When I think of the path of my spiritual journey, I realize that my younger years were devoted to acquiring my beliefs, weaving together a neatly constructed belief system and then spending lots of time reading books and studying theology, gathering evidence to confirm what I had come to believe.   My ideas and beliefs about God, about the church, about myself and others gave me a sense of security, stability and control, but as I grew older I realized that this wasn’t enough and I now feel called to “go deeper,” and in order to “go deeper” on a spiritual path I have to learn how to “let go," I must learn how to unlearn.

Unlearning is not the same as doubting what you believe or denying what you have learned.

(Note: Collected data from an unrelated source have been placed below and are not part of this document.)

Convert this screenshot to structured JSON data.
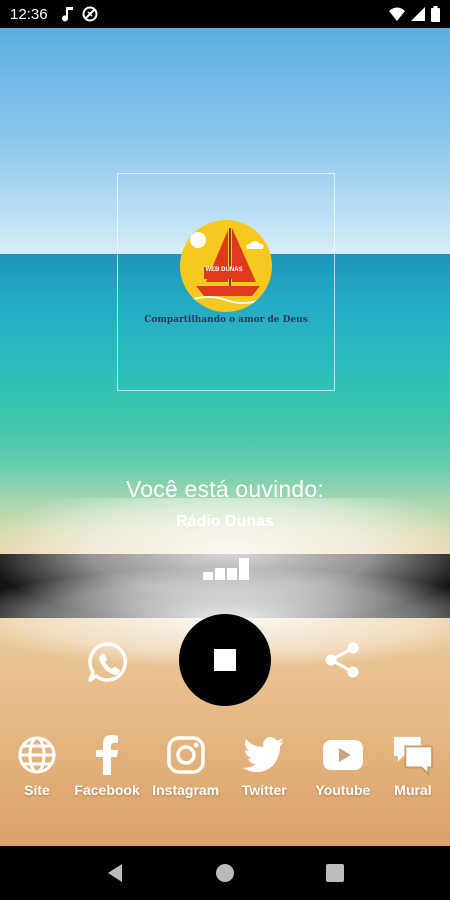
{
  "status_bar": {
    "time": "12:36",
    "left_icons": [
      "music-note-icon",
      "blocked-icon"
    ],
    "right_icons": [
      "wifi-icon",
      "cellular-signal-icon",
      "battery-icon"
    ]
  },
  "logo": {
    "caption": "Compartilhando o amor de Deus",
    "brand_text": "WEB DUNAS",
    "colors": {
      "circle": "#f7c81e",
      "sail": "#e03a1e"
    }
  },
  "player": {
    "listening_label": "Você está ouvindo:",
    "station_name": "Rádio Dunas",
    "level_icon": "audio-level-bars-icon",
    "stop_icon": "stop-icon",
    "whatsapp_icon": "whatsapp-icon",
    "share_icon": "share-icon"
  },
  "social": [
    {
      "label": "Site",
      "icon": "globe-icon"
    },
    {
      "label": "Facebook",
      "icon": "facebook-icon"
    },
    {
      "label": "Instagram",
      "icon": "instagram-icon"
    },
    {
      "label": "Twitter",
      "icon": "twitter-icon"
    },
    {
      "label": "Youtube",
      "icon": "youtube-icon"
    },
    {
      "label": "Mural",
      "icon": "chat-bubbles-icon"
    }
  ],
  "nav_bar": {
    "buttons": [
      "back-icon",
      "home-icon",
      "recents-icon"
    ]
  }
}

Unlearning involves emptying your mind and letting go of the safe secure ideas you have been taught. Unlearning involves listening and making yourself available so that something new can happen in your life.

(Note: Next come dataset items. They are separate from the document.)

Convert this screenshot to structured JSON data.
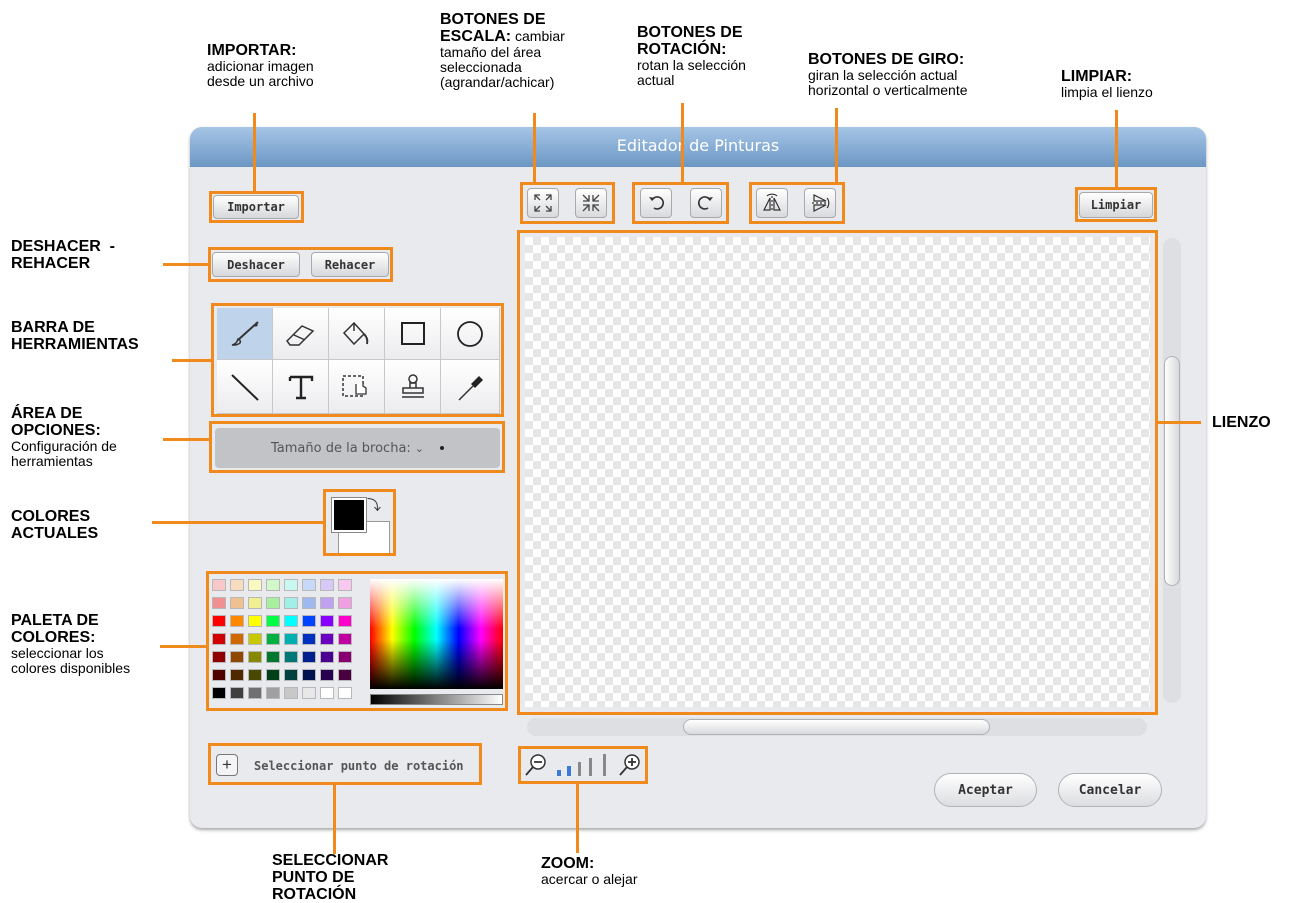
{
  "window": {
    "title": "Editador de Pinturas",
    "buttons": {
      "importar": "Importar",
      "limpiar": "Limpiar",
      "deshacer": "Deshacer",
      "rehacer": "Rehacer",
      "aceptar": "Aceptar",
      "cancelar": "Cancelar"
    },
    "options_label": "Tamaño de la brocha:",
    "rotation_point_label": "Seleccionar punto de rotación",
    "tools": [
      "brush-icon",
      "eraser-icon",
      "fill-icon",
      "rectangle-icon",
      "ellipse-icon",
      "line-icon",
      "text-icon",
      "select-icon",
      "stamp-icon",
      "eyedropper-icon"
    ],
    "current_colors": {
      "foreground": "#000000",
      "background": "#ffffff"
    },
    "palette": [
      [
        "#f8c8c8",
        "#f8dcc0",
        "#f8f8c0",
        "#d0f8c8",
        "#c8f8f0",
        "#c8d8f8",
        "#d8c8f8",
        "#f8c8f0"
      ],
      [
        "#f09090",
        "#f0c090",
        "#f0f090",
        "#a8f0a0",
        "#a0f0e8",
        "#a0b8f0",
        "#c0a0f0",
        "#f0a0e0"
      ],
      [
        "#ff0000",
        "#ff8800",
        "#ffff00",
        "#00ff44",
        "#00ffff",
        "#0044ff",
        "#8800ff",
        "#ff00cc"
      ],
      [
        "#d00000",
        "#d06800",
        "#c8c800",
        "#00b040",
        "#00b0b0",
        "#0030c0",
        "#6a00c0",
        "#c000a0"
      ],
      [
        "#900000",
        "#904800",
        "#888800",
        "#007830",
        "#007878",
        "#002090",
        "#4a0090",
        "#880070"
      ],
      [
        "#500000",
        "#502800",
        "#484800",
        "#004018",
        "#004040",
        "#001050",
        "#280050",
        "#480040"
      ],
      [
        "#000000",
        "#404040",
        "#707070",
        "#a0a0a0",
        "#c8c8c8",
        "#e8e8e8",
        "#ffffff",
        "#ffffff"
      ]
    ]
  },
  "annotations": {
    "importar": {
      "title": "IMPORTAR:",
      "desc": [
        "adicionar imagen",
        "desde un archivo"
      ]
    },
    "escala": {
      "title1": "BOTONES DE",
      "title2": "ESCALA:",
      "inline": " cambiar",
      "desc": [
        "tamaño del área",
        "seleccionada",
        "(agrandar/achicar)"
      ]
    },
    "rotacion": {
      "title1": "BOTONES DE",
      "title2": "ROTACIÓN:",
      "desc": [
        "rotan la selección",
        "actual"
      ]
    },
    "giro": {
      "title": "BOTONES DE GIRO:",
      "desc": [
        "giran la selección actual",
        "horizontal o verticalmente"
      ]
    },
    "limpiar": {
      "title": "LIMPIAR:",
      "desc": [
        "limpia el lienzo"
      ]
    },
    "deshacer": {
      "title1": "DESHACER  -",
      "title2": "REHACER"
    },
    "barra": {
      "title1": "BARRA DE",
      "title2": "HERRAMIENTAS"
    },
    "opciones": {
      "title1": "ÁREA DE",
      "title2": "OPCIONES:",
      "desc": [
        "Configuración de",
        "herramientas"
      ]
    },
    "colores": {
      "title1": "COLORES",
      "title2": "ACTUALES"
    },
    "paleta": {
      "title1": "PALETA DE",
      "title2": "COLORES:",
      "desc": [
        "seleccionar los",
        "colores disponibles"
      ]
    },
    "lienzo": {
      "title": "LIENZO"
    },
    "punto": {
      "title1": "SELECCIONAR",
      "title2": "PUNTO DE",
      "title3": "ROTACIÓN"
    },
    "zoom": {
      "title": "ZOOM:",
      "desc": [
        "acercar o alejar"
      ]
    }
  }
}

Many ancient mystics and teachers have wisely said: anything you think you know about God is not God.  Indeed, in a very real sense “God” is unable to be "acquired," unable to be captured by language or ideas. “God” is a transcendent presence unable to be fathomed or explained by propositions in a belief system.  When it comes to “God” we must all learn how to unlearn.

I have found the wilderness where we now live to be a supreme icon for this phase of my spiritual journey in my second half of life – the desert is wild and uncluttered, open and empty, an ideal place to learn how to unlearn.

When I walk out into the deep wilderness, the utter silence and the lack of any familiar landscape, the endless terrain with no clear paths to follow leaves me somewhat frightened, disoriented and out of control. I become fearful because I’m not exactly sure where I am or where I am going; but if I am able to calm my fears and instead of running away, surrender to the silence and the emptiness,  I always experience something greater than myself - isn’t this exactly what a spiritual journey is all about? 

The desert is a deeply spiritual place where you can “unlearn” a lot,  but you don't have to live in a desert to learn how to unlearn. 

Anthony DeMello also offers this wisdom:

On a spiritual path it’s not that we fear the unknown.
You cannot fear something that you do not know,
nobody is afraid of the unknown.
What you really fear is the loss of the known.